Curiously, these scary-looking fish lack teeth (except for the beluga sturgeon and another near-related species), and they do not use their eyes when they look for food or eat. Instead they have a good sense of smell, extended to a lot of chemical cues, and they sense weak electric signals from other living things nearby.
The Maretarium in Kotka specializes in fish found in Finnish waters – thus a lot of trout, perch, a few funny-looking pikes, and a bunch of funky eels. Even in cold Finland, where waters freeze over in the winter, there is so much going on underneath the bellies of bathing-suited summer lovers just skimming the surface of the water.
In Finland, park visitors are always welcome to walk on the grass, unless specifically told not to.

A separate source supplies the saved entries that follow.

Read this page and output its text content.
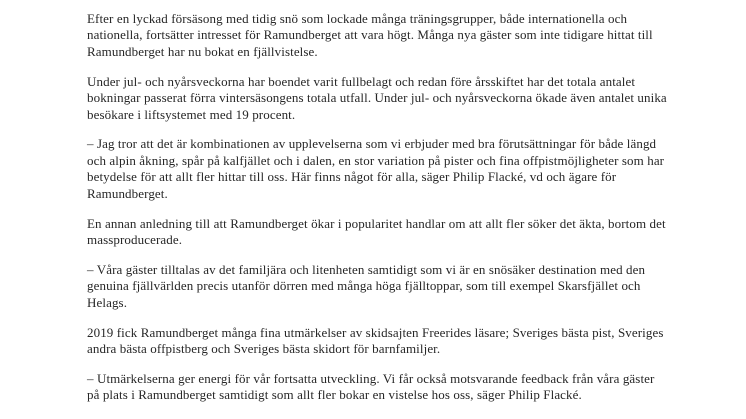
Efter en lyckad försäsong med tidig snö som lockade många träningsgrupper, både internationella och nationella, fortsätter intresset för Ramundberget att vara högt. Många nya gäster som inte tidigare hittat till Ramundberget har nu bokat en fjällvistelse.

Under jul- och nyårsveckorna har boendet varit fullbelagt och redan före årsskiftet har det totala antalet bokningar passerat förra vintersäsongens totala utfall. Under jul- och nyårsveckorna ökade även antalet unika besökare i liftsystemet med 19 procent.

– Jag tror att det är kombinationen av upplevelserna som vi erbjuder med bra förutsättningar för både längd och alpin åkning, spår på kalfjället och i dalen, en stor variation på pister och fina offpistmöjligheter som har betydelse för att allt fler hittar till oss. Här finns något för alla, säger Philip Flacké, vd och ägare för Ramundberget.

En annan anledning till att Ramundberget ökar i popularitet handlar om att allt fler söker det äkta, bortom det massproducerade.

– Våra gäster tilltalas av det familjära och litenheten samtidigt som vi är en snösäker destination med den genuina fjällvärlden precis utanför dörren med många höga fjälltoppar, som till exempel Skarsfjället och Helags.

2019 fick Ramundberget många fina utmärkelser av skidsajten Freerides läsare; Sveriges bästa pist, Sveriges andra bästa offpistberg och Sveriges bästa skidort för barnfamiljer.

– Utmärkelserna ger energi för vår fortsatta utveckling. Vi får också motsvarande feedback från våra gäster på plats i Ramundberget samtidigt som allt fler bokar en vistelse hos oss, säger Philip Flacké.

Of course: the grass is there to feel nice and cool against one’s feet, soft to sit down on, and a cloud of green summer to lie in.
How different it was, then, to move to Cambridge ten years ago and to learn all the rules about walking on the grass. Generally, only fellows, professors, and higher were allowed to walk on the grass in Cambridge colleges. And gardeners, of course. Except for in Newnham, a college built as a beautiful but carefully guarded enclosed space for the girls coming to Cambridge to study. Because they were not allowed out without chaperoning, the college gardens were built for enjoyment – and grass was welcomed to be walked on.
At the Anjala manor in southeastern Finland, they must have seen many timid tourists who needed encouragement: Please, do walk on the grass!
Pyhtää used to be at the border between Sweden and Russia in the 18th century. It is odd to think how far into modern Finland the border stretched: by car the journey to the current border crossing is 80 kilometers.
The church of Saint Henry was built around 1460, when Finland was part of Sweden. Elsewhere, this was the time of the War of the Roses, Aztecs, Renaissance, the “discovery” of America, and the Spanish inquisition. I doubt many here in Finland cared, though – the life here has always been relatively down-to-earth and simple. But this one masterpiece got built and it still stands today – very beautifully so.
Kymi river is one of the big ones in Finland – although naturally for one used to the Danube or the Amazon it is a tiny stream. But the beauty of Kymi lies in its many rapids and whitewaters, perfect for fly fishing salmon and trout. And simply purifying one’s mind in the white noise of the water.
Ahvionkoski
This coronavirus summer, my father lead a family expedition to discover the various rapids of Kymi river. Every now and then we would get in the car and spend half a day driving around. How he knew how to find the various gravely forest roads leading down to obscure fishing spots along the many arms of Kymi river, I do not not know. Either he has photographic memory after studying Google Maps, or a very good memory from his youth adventures.
I forget which one this was… we stopped on a small bridge.
I tried to recall all the names of the rapids, but I realized we had been to many of which I have no photos, and others of which I have too many photos. But they all have one thing in common: the fishing rules are signposted in Finnish and Russian (and, surprisingly, not in Swedish, the other national language) – signaling that the border is nearby.
Hirvikoski
Many of the rapids are harnessed for hydropower use, and most do as far as I know not have fish ladders for salmon and trout to migrate upstream. On the one hand it makes me sad that the beauty is lost, but on the other hand I am grateful they are not dammed, and that fossil fuel is reduced at least a little bit thanks to the hydropower plants.